Running alongside the drive, the latter is about three hundred yards long and its annual cut is a task I’ve undertaken since 2011.  Jim and my friend Nick help but even with three of us – wielding hedge-trimmers, raking and transporting all the cuttings to the bonfire – it’s a solid two-day job; after we’ve completed various other bits of mixed hedging on the estate too.  The petrol trimmers are heavy machines and all three of us are wiped out by home-time.

Only this year we didn’t cut it.

This year I hired a contractor;

and he did a good, neat job.

Ben, the contractor, and his brother then moved on to the 2nd mammoth hedge – the beech, which half-encircles the garden.

He made a good job of this as well, even if he wasn’t as overly obsessed and fixated on arches and angles as me.  I’m quite an overly obsessed and fixated person, you see.

I asked him to leave the shoots on the right of the new beech arch as part of its ongoing formation.  The arch is almost complete.  Every year, I recite, “The arch is almost complete,” like a sad, muttered mantra.  But one year, it will be complete.  Or almost complete.

Having cut these two hedges for so long, not doing so this year seemed wrong somehow and left a hole in my working calendar.  They are part and parcel of my job and an annual event when, for a few days, every other task in the garden is set aside; with a very satisfying, slap-on-the-back, final result.

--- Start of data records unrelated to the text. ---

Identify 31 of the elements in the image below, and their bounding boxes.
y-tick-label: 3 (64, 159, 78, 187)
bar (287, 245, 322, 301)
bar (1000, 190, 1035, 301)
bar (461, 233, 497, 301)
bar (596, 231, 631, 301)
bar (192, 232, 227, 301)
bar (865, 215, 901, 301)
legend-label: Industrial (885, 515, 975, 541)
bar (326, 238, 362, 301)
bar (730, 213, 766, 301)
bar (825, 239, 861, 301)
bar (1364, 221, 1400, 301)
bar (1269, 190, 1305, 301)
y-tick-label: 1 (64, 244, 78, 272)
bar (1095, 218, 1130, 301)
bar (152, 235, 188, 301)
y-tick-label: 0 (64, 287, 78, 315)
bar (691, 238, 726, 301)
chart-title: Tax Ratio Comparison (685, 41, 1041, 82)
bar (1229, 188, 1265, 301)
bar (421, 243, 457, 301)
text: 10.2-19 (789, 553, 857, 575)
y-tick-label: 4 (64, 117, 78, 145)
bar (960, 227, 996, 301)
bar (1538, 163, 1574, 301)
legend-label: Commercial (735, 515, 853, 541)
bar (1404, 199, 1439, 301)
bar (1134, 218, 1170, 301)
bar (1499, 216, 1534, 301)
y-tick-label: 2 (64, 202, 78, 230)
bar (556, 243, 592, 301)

So why did I hire a contractor?  Vibration white finger is why, also known as hand-arm vibration syndrome.  Over the past year, the occasional tingling and numbness I’ve felt in my fingers after using power machinery has become constant in my left hand, quietly noticeable whilst reading, watching telly or driving.

There’s really no need for condolences, chocolates or flowers, though it’s kind of you to offer.  My fingers are rarely painful and the condition’s intensity ebbs and flows.  Often, I’m barely aware of it.  There isn’t much I can do about it other than limit the time I spend using petrol power tools to prevent it becoming worse.  With new, non-vibrating battery technology, VWF will hopefully cease to be a problem for gardeners and ground-workers.

The tulip tree – featured in my previous post – in its green coat

I can’t give up using all the tools in my arsenal, of course, however tingly my hand.  But I have learnt to limit my use of the chain-saw, the strimmer and hedge-cutters to forty-five minutes a day.  Which explains why I hired a contractor for the very long, labor intensive mixed and beech hedges.

I still do some hedge-cutting: the small ones, like those at The Old Stable and this yew hedge at The Priory.  But these are relative tiddlers and are done and dusted within an hour, keeping the vibration to a minimum.

Autumn is peak strimming season and most days, I use the strimmer to clear away old, long grass – if only in those 45 minute bursts.  And, unlike last year, I haven’t strimmed a single wasp nest … which made me extraordinarily happy.

As Ben cut The Priory hedges he piled the off-cuts in an old nissan hut, keeping them bone dry for when Jim and I could light a bonfire.

There was so much waste that it took us two days, on and off, to burn it all.

Jim’s pumpkin guerilla planting in the compost bins

So, I was a small cog in cutting The Priory’s hedging after all – if only in a peripheral, non-vibrating kind of way.